Albert Nolan: Protecting native hedgerows

Albert Nolan

Reporter:

Albert Nolan

Email:

albert.nolan@rocketmail.com

Albert Nolan: Protecting native hedgerows

The house was living on the remains of the freezer and I badly needed to take a trip for some shopping. I decided to travel a road that I had not travelled in a long time and to take in the countryside.

While there is an air of spring in the countryside I was very surprised at the level of destruction of native hedgerows. They had been removed from the front of old and new houses and 300 years of natural history replaced with an exotic laurel or conifer hedge.

Hedgerows had also been “cut back “alongside the roads and in the wider countryside. This was done so as to render them of little use to biodiversity or benefit to the farmer.

Hedgerows are the green arteries of the natural world. Whole most are only a few hundred years old, they support a diverse range of plants, insects and birds. Other hedgerows are far more ancient and would have been left around the edges of fields, as the woodland was cleared.

Some hedges mark ancient boundaries and grow on a high bank. I know of a few of these and you can walk along the middle, surrounded by the sights and sounds of nature. One of my favourites has a mature crab apple tree, whose fruit is shaped like a pear.

Many of our creatures moved into hedgerows as their woodland habitat disappeared. Wildflowers once abundant on farmland have taken a last stand along the base of the hedgerow.

Last summer we recorded the flowers along a hedgerow near my house and the different pollinators feeding on them. Dandelions provided an early source of pollen and nectar followed by a whole host of plants. Vetches were very popular as were the bramble in late summer.

With everyone trying to help pollinators changing our management of these important habitats would have a big benefit for wildlife including bees.

This does not mean that we have vegetation hanging out onto the road to scratch cars and passing legs. Just like the pollinator plan, a neat edge with a wild background provides maximum benefit for both people and wildlife.

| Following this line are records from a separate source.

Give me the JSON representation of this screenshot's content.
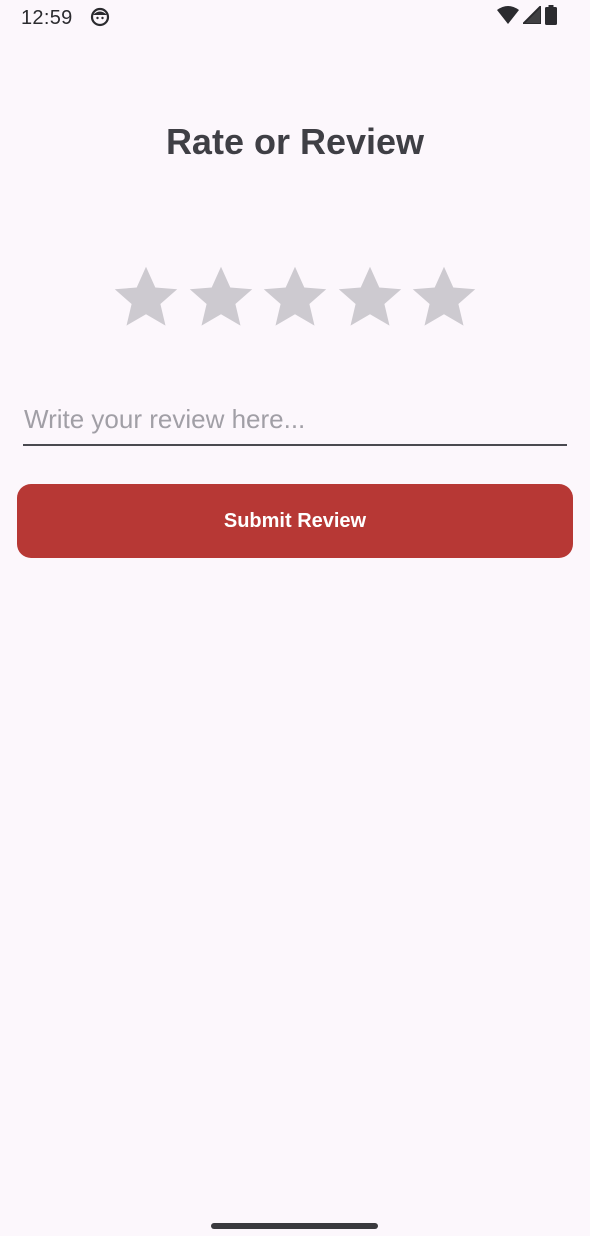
{
  "status_bar": {
    "time": "12:59",
    "app_icon": "face-icon",
    "icons": [
      "wifi-icon",
      "cell-signal-icon",
      "battery-icon"
    ]
  },
  "page": {
    "title": "Rate or Review"
  },
  "rating": {
    "max": 5,
    "value": 0,
    "star_color": "#CDCAD0",
    "star_icon": "star-icon"
  },
  "review": {
    "placeholder": "Write your review here...",
    "value": ""
  },
  "submit": {
    "label": "Submit Review",
    "color": "#B73835"
  },
  "theme": {
    "background": "#FCF7FC",
    "text": "#3F3F45"
  }
}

During the spring we also noticed lots of queen bumblebees searching for nesting locations. They will often use an old mouse burrow or if available, holes in trees or gaps in old stone walls.

After I got home and unpacked the shopping I headed out for a walk with the kids to explore my local hedgerow. This runs in front of a wooded valley and has an interesting mix of plants and birds.

As we approached the hedge we saw our first bird. A male blackbird feeding on the last of the hawthorn berries. He was a beautiful mature male with a bright orange beak and a similar coloured ring around his eye.

There were quite a few berries left till the hard frost arrived and the birds quickly devoured them.

Redwings were feeding on the ivy berries and I have never seen them before along the hedgerow. They are usually very flighty and keep to the middle of the fields.

They are so hungry that they only fly to a nearby tree, wait for us to pass before descending on mass back into the ivy. We could hear their calls as we walked by.

Even at this early stage of the year there are signs of the awakening year. Fresh leaves of cow parsley were dotted along the hedgerow base. By May these will turn the roadside hedges a milky white with their flowers.

Alder trees still have a few seeds in the cones and these are eaten by acrobatic siskins and redwings. There hazel trees along the hedge have green catkins hanging from their branches. The nuts quickly disappear in the autumn and there are a few red squirrels around who are always quicker of the mark than me.

The Rookery across the road from the hedge is normally a hive of activity but is strangely quiet today. Perhaps the rooks are foraging more in the fields, after spending a week in front of my house while snow restricted their movements.

Some plants can indicate the age of a hedgerow. Honeysuckle grows in abundance and this takes a long time to naturally establish in a hedge. The flowers release their scent to attract night flying insects like moths.

Moths are eaten by large species of bats like Leisers and this is an important part of a bats diet. Bats also use hedgerows to help them navigate between their roosting and feeding grounds.

Wild strawberries also grow in abundance and last summer there was a big crop. The fruits are small but they pack a punchy taste. We often met a neighbour pausing from her daily walk to eat the delicious fruit.

Birds also live in different parts of the hedgerow. We heard a wren singing from the base, a dunnock hunting along the wild margin, blue tit on the thin branches and a noisy robin perched at the very top.

The hedge also varies in the space of a few meters. A large ash tree casts a shade creating the ideal habitat for Hartstongue and Polypody ferns.

Hedgerows are amazing habitats and deserve to be better protected and managed. If you have little time on your hand why not keep a record of what lives along your local hedge.